The non-data center construction industry was already short-staffed because of AI even before the recent immigration crackdown. Now, a lack of immigrants could mean that entry-level apprentice roles go unfilled and the shortages persist. One wonders how many houses weren’t built last year due to construction labor shortages and how much AI and tariffs added to the cost of the ones that did get built. The administration’s solution to housing affordability—allowing people to use 401(k) funds for down payments—is economically illiterate. Increasing demand in a supply-constrained market will only drive housing prices higher while using retirement accounts to fund it will only worsen the existing shortfall in retirement savings. If you want to fix housing, you have to work on the supply side.
The Scarcity Age
We are entering an age of scarcity. Our population is aging, prime working age labor participation is near an all-time high and population growth this year will likely be nil if not outright negative due to current immigration policies. AI is often touted as a solution to labor shortages, but building that AI capability is incredibly resource-intensive and, ironically, requires a lot of skilled workers. A single hyperscale data center requires roughly 50,000 tons of copper and 15,000 tons of steel. Meanwhile, the copper, silver, uranium, platinum, and aluminum markets are all already in supply deficit and we’re going to need a lot more. An AI bot requires 10 to 20 times the energy of the human it replaces.
The administration’s political aims are in direct conflict with its economic goals.
- Immigration policy exacerbates labor shortages in critical trades, raising the cost of data centers and houses alike.
- Tariff policy raises the cost of raw materials needed to construct our HAL 9000 future
- Security-driven tariffs undermine the goal of re-shoring manufacturing.

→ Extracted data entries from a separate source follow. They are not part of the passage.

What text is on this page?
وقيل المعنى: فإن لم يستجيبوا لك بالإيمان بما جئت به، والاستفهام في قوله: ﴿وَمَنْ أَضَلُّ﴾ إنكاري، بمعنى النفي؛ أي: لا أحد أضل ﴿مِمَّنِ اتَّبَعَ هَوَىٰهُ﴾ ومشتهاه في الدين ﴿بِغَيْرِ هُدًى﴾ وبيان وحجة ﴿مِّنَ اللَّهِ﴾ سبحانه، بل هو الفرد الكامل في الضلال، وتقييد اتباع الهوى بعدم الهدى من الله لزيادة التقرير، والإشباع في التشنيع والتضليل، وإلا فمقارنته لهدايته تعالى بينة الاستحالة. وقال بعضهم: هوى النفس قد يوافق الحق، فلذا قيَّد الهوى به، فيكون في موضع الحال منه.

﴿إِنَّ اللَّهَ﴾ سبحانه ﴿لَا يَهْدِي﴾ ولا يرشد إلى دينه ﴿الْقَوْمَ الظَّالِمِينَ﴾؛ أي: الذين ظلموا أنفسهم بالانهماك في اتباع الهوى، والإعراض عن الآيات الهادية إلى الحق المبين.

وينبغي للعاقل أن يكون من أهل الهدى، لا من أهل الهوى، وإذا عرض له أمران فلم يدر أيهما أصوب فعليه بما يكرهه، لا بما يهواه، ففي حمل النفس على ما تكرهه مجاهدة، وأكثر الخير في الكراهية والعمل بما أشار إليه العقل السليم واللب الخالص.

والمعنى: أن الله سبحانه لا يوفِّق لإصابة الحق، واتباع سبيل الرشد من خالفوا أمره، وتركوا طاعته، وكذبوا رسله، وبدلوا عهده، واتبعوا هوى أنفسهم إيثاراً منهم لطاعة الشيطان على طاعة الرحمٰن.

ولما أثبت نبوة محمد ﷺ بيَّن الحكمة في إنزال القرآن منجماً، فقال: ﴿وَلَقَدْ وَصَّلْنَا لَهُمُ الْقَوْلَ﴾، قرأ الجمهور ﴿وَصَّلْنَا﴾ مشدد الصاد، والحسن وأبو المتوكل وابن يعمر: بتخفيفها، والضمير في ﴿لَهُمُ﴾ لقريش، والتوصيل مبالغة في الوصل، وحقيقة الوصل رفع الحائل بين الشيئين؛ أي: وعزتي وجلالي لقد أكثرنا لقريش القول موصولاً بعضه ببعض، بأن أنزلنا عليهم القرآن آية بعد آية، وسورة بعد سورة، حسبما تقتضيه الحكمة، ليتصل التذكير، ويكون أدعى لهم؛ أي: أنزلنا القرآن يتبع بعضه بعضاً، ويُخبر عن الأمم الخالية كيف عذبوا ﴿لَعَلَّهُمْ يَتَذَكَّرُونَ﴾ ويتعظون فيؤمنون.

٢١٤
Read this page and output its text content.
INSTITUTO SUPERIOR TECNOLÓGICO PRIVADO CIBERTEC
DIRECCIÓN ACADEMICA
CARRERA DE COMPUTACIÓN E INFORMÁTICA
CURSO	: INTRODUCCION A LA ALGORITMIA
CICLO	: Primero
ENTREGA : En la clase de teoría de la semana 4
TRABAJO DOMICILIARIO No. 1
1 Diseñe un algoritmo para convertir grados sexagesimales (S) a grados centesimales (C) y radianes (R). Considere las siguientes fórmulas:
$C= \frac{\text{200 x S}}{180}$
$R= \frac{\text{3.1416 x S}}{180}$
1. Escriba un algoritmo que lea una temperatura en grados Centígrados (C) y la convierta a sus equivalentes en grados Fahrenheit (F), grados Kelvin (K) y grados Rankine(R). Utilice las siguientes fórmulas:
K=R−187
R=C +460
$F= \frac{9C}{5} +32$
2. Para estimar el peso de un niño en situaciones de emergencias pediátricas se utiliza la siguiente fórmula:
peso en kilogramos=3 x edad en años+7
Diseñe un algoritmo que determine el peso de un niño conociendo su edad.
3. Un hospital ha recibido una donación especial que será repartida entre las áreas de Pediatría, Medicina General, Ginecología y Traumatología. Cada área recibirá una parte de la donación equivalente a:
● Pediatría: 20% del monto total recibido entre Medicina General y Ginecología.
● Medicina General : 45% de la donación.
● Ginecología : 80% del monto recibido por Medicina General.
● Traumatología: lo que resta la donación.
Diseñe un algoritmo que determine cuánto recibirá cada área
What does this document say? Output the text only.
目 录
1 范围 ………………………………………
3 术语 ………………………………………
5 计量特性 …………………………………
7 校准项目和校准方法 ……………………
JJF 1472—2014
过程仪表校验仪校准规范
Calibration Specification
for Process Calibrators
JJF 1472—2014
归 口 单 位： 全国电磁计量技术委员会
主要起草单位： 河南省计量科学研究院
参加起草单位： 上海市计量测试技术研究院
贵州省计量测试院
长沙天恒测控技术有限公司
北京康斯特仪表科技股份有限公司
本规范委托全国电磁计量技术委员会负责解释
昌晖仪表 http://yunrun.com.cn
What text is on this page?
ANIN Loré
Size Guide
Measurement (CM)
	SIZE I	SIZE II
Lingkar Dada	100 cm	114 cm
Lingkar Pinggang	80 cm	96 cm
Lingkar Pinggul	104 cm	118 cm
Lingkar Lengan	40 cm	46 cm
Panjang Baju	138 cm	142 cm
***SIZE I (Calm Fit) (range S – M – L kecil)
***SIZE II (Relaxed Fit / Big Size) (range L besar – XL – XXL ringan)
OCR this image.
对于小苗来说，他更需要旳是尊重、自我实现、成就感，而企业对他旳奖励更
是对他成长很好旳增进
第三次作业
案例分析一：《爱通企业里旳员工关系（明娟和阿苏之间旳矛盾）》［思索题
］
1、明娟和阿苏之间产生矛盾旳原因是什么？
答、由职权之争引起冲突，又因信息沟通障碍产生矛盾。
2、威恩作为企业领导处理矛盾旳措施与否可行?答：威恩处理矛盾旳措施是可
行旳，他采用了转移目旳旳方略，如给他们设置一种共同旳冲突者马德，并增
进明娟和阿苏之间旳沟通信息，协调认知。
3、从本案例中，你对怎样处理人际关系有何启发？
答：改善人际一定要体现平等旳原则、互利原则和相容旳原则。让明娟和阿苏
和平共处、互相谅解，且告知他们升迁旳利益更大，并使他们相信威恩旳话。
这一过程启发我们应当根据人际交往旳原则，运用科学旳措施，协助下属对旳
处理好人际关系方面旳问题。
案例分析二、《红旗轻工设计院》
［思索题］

This is what F.A. Hayek called “The Fatal Conceit”—the hubris of believing that the government (the President) can predict and control the complex interactions of the global economy. With policy today set seemingly on a whim – how carefully do you think these Greenland tariffs were considered before their announcement on social media? – the potential for a misstep is high. Anyone who believes the next few years will bring more certainty, more predictability, simply isn’t paying attention.